Sunday, February 18, 2007

Sunday Dinner

Tom says:
We took a break from the restaurant today to cook Sunday dinner for Maureen's parents down in Massachusetts. Sunday dinner is something Maureen and I both grew up having. In today's over-scheduled world, though, this is a meal, that for most of us, exists only in fond memory--nostalgia even--except on the rare holiday that ends the weekend.

Z will serve lunch Mon-Fri only, but dinner every night of the week. On Sundays we plan to open a bit earlier and offer our own interpretation of Sunday Dinner: a fixed price, multi-course menu where items except for the entree choice are served family style. Because today's world is overscheduled. Because dining options are limited on Sundays. Because, as Maureen likes to say, if it weren't for Sunday Dinner, I might have been any number of things in this world instead of a chef/restaurateur.

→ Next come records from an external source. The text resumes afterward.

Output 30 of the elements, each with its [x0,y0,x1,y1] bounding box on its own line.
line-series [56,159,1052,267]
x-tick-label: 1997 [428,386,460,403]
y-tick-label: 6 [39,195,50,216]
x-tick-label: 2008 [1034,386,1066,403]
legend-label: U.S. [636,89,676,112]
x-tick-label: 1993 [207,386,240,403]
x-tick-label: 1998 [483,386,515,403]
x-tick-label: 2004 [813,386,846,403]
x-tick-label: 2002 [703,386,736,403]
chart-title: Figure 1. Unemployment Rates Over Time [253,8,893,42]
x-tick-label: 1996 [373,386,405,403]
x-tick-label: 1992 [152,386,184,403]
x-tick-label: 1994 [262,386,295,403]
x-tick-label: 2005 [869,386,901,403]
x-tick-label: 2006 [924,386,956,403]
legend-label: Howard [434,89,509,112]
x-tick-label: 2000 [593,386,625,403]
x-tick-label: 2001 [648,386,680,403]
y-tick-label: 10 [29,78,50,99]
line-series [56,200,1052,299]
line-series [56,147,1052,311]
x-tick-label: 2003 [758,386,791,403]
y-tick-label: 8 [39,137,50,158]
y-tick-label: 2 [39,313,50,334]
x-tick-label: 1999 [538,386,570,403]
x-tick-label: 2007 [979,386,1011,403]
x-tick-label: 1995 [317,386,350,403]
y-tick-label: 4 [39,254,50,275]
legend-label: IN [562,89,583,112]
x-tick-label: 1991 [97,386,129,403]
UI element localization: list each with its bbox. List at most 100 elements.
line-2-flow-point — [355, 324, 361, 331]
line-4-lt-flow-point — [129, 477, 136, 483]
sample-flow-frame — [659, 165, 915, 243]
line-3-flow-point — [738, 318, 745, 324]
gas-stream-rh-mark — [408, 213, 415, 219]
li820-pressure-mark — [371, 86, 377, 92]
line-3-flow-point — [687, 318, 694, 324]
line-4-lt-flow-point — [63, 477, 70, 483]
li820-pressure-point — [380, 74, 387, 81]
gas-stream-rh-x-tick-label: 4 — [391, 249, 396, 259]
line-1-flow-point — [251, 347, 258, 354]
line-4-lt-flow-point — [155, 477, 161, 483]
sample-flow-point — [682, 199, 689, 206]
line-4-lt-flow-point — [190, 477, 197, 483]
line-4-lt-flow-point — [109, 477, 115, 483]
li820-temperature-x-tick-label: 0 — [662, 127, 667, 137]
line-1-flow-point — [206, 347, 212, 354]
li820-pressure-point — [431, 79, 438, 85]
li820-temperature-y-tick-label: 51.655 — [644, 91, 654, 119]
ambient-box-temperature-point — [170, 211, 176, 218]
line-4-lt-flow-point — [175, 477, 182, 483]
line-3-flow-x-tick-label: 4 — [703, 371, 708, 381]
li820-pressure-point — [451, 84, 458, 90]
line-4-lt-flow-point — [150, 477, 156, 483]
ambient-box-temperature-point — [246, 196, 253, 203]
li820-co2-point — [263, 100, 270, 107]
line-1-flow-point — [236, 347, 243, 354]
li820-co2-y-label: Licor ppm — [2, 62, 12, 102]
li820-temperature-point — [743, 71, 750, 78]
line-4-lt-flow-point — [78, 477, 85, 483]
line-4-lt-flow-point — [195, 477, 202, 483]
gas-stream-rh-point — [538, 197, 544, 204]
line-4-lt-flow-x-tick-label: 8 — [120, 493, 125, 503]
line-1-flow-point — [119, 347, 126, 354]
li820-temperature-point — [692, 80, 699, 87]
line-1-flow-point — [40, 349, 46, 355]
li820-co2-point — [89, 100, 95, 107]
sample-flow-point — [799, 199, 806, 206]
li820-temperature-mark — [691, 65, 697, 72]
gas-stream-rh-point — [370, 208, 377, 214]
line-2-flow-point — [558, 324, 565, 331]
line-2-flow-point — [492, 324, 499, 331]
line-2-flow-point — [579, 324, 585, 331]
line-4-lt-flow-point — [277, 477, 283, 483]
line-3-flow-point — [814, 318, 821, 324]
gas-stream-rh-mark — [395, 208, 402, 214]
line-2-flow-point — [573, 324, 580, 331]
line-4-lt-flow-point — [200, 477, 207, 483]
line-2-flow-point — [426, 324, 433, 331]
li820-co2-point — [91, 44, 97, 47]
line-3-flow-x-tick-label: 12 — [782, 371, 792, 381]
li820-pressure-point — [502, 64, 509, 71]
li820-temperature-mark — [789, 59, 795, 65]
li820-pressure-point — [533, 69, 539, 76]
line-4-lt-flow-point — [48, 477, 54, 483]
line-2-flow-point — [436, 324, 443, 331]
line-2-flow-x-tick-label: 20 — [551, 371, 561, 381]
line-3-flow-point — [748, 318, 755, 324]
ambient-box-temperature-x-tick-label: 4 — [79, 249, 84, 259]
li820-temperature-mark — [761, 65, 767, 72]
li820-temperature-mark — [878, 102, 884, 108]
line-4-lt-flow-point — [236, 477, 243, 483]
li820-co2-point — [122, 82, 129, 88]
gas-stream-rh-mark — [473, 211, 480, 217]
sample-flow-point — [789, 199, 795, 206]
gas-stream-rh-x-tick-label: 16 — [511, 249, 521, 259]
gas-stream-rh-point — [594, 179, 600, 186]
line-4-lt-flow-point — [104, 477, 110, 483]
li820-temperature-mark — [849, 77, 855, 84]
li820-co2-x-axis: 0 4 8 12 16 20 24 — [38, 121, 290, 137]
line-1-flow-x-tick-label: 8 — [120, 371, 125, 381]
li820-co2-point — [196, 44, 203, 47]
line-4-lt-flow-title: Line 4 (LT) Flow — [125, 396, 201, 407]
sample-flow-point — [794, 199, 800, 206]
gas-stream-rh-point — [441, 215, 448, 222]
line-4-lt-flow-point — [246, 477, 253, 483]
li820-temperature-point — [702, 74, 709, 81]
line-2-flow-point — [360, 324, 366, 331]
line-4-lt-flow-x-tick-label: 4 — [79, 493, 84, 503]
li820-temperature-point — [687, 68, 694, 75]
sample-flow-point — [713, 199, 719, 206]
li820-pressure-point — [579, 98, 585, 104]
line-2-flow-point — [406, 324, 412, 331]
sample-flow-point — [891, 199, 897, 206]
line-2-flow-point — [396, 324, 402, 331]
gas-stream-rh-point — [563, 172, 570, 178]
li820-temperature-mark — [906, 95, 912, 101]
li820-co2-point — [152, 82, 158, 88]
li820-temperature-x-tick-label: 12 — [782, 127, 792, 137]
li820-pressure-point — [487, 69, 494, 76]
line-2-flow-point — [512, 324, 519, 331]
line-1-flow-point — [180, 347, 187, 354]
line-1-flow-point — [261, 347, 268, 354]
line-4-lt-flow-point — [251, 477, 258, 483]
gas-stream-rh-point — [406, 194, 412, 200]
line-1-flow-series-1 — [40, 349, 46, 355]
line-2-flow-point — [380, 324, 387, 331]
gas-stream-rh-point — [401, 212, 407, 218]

Gazpacho? Check. Cheese straws? Check. Prime rib in the oven? Roasting away. My grandparents are arriving in an hour and I still need to set the table and arrange the centerpiece of roses from the garden.

“Mom!” I yell, “Jacki won’t leave me alone and get out of the way!” Jacki is my sister, younger by two years. It is four o'clock on a late-summer afternoon in 1978. I am 11 years old and in the final stages of preparing for my first Sunday Dinner party, what my family now calls my debut into the world of all things culinary. The menu?

Hors d’ouevres:
Cheddar cheese straws
Insalata de Arroz (rice salad)

Caesar Salad (prepared table side in the old-school style with raw eggs)

Roasted bone-in Prime Rib of Beef
Twice-baked Potatoes
Steamed Asparagus

Chocolate Cream Pie (my grandfather’s favorite)

My mother brought out her wedding china, the good silver. Is it any wonder I fell in love with every aspect of entertaining at such a young age?

My mother wasn't just your classic stay-at-home mom. She was the enigmatic product of an upper middle class upbringing and the earthy-crunchy movement that seemingly defined 1970s California. She made everything and still makes most things today from scratch--bread, yogurt, granola and jam--and she always used local, natural ingredients. Cookies? Never store bought. Cakes from the bakery were for people who were unmotivated. Looking back on this now, it's unbelievable to me that I used to complain about having hot muffins or fresh-fruit turnovers at breakfast while my friends had PopTarts. She even taught cooking classes to the neighborhood kids.

Dinner, however, is where my mother excelled and Sunday Dinner was her crown jewel. The leftovers from that dinner generated another 2-3 dinners that carried us through the first half of the week. Sunday's roast leg of lamb was curried with rice on Monday and turned into Scotch Barley Soup on Tuesday. Strangely enough, as good as Sunday dinner was, I always looked forward to these 'leftover meals' and it's the creativity she applied here that most strongly influences my menu recipes today.

That first dinner party wasn't exactly a success. Instead of a teaspoon of dry mustard in the rice salad, I used a tablespoon, but everyone, even my sister, overlooked the mistake (obviously I didn't and still don't seeing as I can recall the exact error almost 30 years later). But the Sunday Dinner I cooked yesterday--NY strip loin roast, sauteed brussel sprouts with maple-cured bacon, and pan-fried red bliss and yukon gold potatoes--that was a success. Maureen's mother said that one of the best parts about it was that she didn't have to make it. If that's your feeling about Sunday Dinner as well, then soon enough you'll be able to have our favorite meal of the week with us at Z. We, of course, look forward to serving you.

1 comment:

jacki@jacpat said...

Now my first attempt at a meal was not so successful. I set the kitchen on fire. Which might explain why I went into education instead of cooking.